Shifting of the Burden
As you can see from the sites LegalZoom reviews, the biggest distinction between a regular negligence case and a negligence per se case is that the burden of proof shifts from the plaintiff to the defendant. In a traditional negligence case, the plaintiff has to demonstrate that it is more often than not that you committed the violation that he claims. But in a negligence per se case, you, as the defendant, must prove that it is more likely than not you that did not commit the harm or should not be held responsible for it.

Not a Hopeless Case
A negligence per se case does not mean that you will automatically be found liable. The shifting burden still requires that you prove your case, and it is more likely that you will be found liable than in a traditional negligence case. But it is not a guarantee. You need to be persuasive, and you need to focus your defense on disproving the elements of negligence. You don’t have to disprove them all. You only have to disprove one. In every state, negligence is an elements based offense, meaning that all of the requirements must be satisfied. The elements for negligence are duty, breach, causation and damages. Your individual state may have additional sub elements that you must prove in relationship to the defense, but they will all come back to one of these four. Typically, the breach is the hardest one to break in a negligence per se case. The easiest one to focus on breaking is the causation as this element is always the most attenuated.

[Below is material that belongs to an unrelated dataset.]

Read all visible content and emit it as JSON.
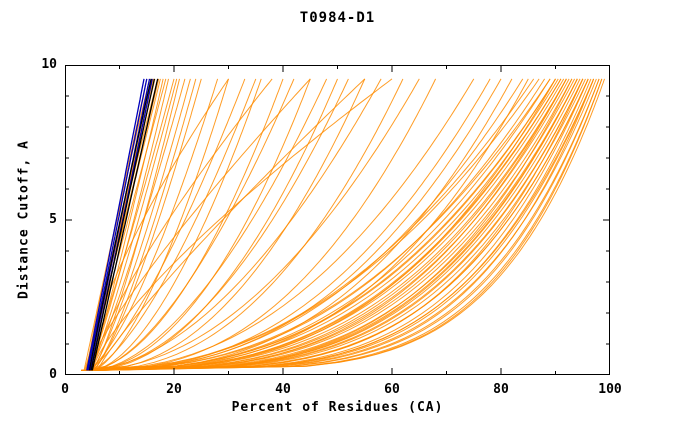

One of the most common civil suits that you will come up against as a driver is negligence per se. Negligence per se involves a case where the negligence is presumed and you must defend against it. It occurs when you violate a statute during an accident. The burden shifts onto you to prove that it is more likely than not that you did not commit the offense. However, it is not a hopeless case, and you should still launch as solid a defense as you can.